Now we’ve got that out of the way, it’s time to move on to the main course of this article.

A high response rate (>80%) from a small, random sample is preferable to a low response rate from a large sample. Nevertheless, in spite of these recent research studies, a higher response rate is preferable because the missing data is not random. However, recent studies have shown that surveys with lower response rates (near 20%) had more accurate measurements compared to surveys with higher response rates (near 60 or 70%). Therefore, non-response bias may make the measured value for the workload too low, too high, or, if they balance each other out, “right for the wrong reasons.”Ī survey’s response rate has always been viewed as an important indicator of survey quality. If you select a sample of 1000 managers in a field and ask them about their workload, the managers with a high workload may not answer the survey because they do not have enough time to answer it, and/or those with a low workload may decline to respond out of fear that their supervisors or colleagues will perceive them as surplus employees. A low response rate can give rise to sampling bias if the nonresponse is unequal among the participants regarding the outcome. Ryan, David Madigan, and George Hripcsak. Suchard, Jianxiao Yang, Yuxi Tian, Alejandro Schuler, Patrick B. The OHDSI community believes in the values of open science and transparency, and all results are publicly available in its GitHub repositories.Īdditional authors are Soledad Cepeda, Marc A. The methods evaluated in this paper are part of the OHDSI Methods Library ( ), a set of open-source R packages that is available for all data standardized in the OMOP Common Data Model.
BENCHMARK RESEARCH STUDIES SERIES
Particularly self-controlled designs such as the self-controlled case series performed best in many scenarios, although there is no silver bullet. Through the Benchmark, the researchers were able to show that using empirical calibration it is possible to distinguish between study designs that merely produce noise and those that are informative. “For every study, we need to measure the potential for bias through the use of controls, and calibrate our estimates accordingly.” “Our results show that simply assuming that an observational study design will produce the right answer is little more than wishful thinking,” Schuemie says.

How can we trust in observational findings moving forward?
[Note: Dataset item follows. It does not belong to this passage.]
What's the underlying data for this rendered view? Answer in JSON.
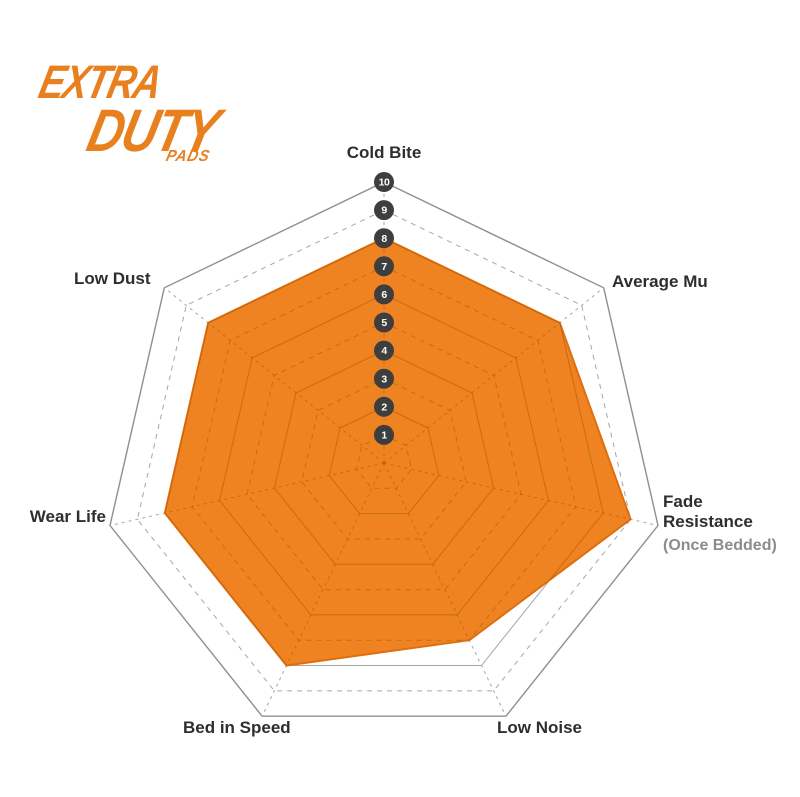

One solution is a technique developed within OHDSI called ‘empirical calibration’ ( ), which adjusts the results and the confidence we can have in the results based on what was observed for a set of control questions. Selection bias, confounding, and misspecification are among the sources of systematic error that plagues the validity of potentially important findings within the healthcare community.
BENCHMARK RESEARCH STUDIES SOFTWARE
Using both negative and positive controls (questions where the answer is known), a set of metrics and open-source software tools developed within the OHDSI community, the research team determined that most commonly used approaches to effect-estimation observational studies are falling short of expected confidence levels.

This paper presents the OHDSI Methods Benchmark to evaluate five methods commonly used in observational research (new-user cohort, self-controlled cohort, case-control, case-crossover, and self-controlled case series designs) over a network of four large databases standardized to the OMOP Common Data Model. Led by Martijn Schuemie, OHDSI researchers recently published “How Confident Are We About Observational Findings in Healthcare: A Benchmark Study” in the Harvard Data Science Review to tackle this important issue. We need to answer the question “to what extent can we trust observational research?” However, confidence in the results of such observational research is typically low, for example, because different studies on the same question often produce conflicting results, even when using the same data. The prevalence of electronic healthcare data allows researchers the opportunity to study the effects of medical treatments.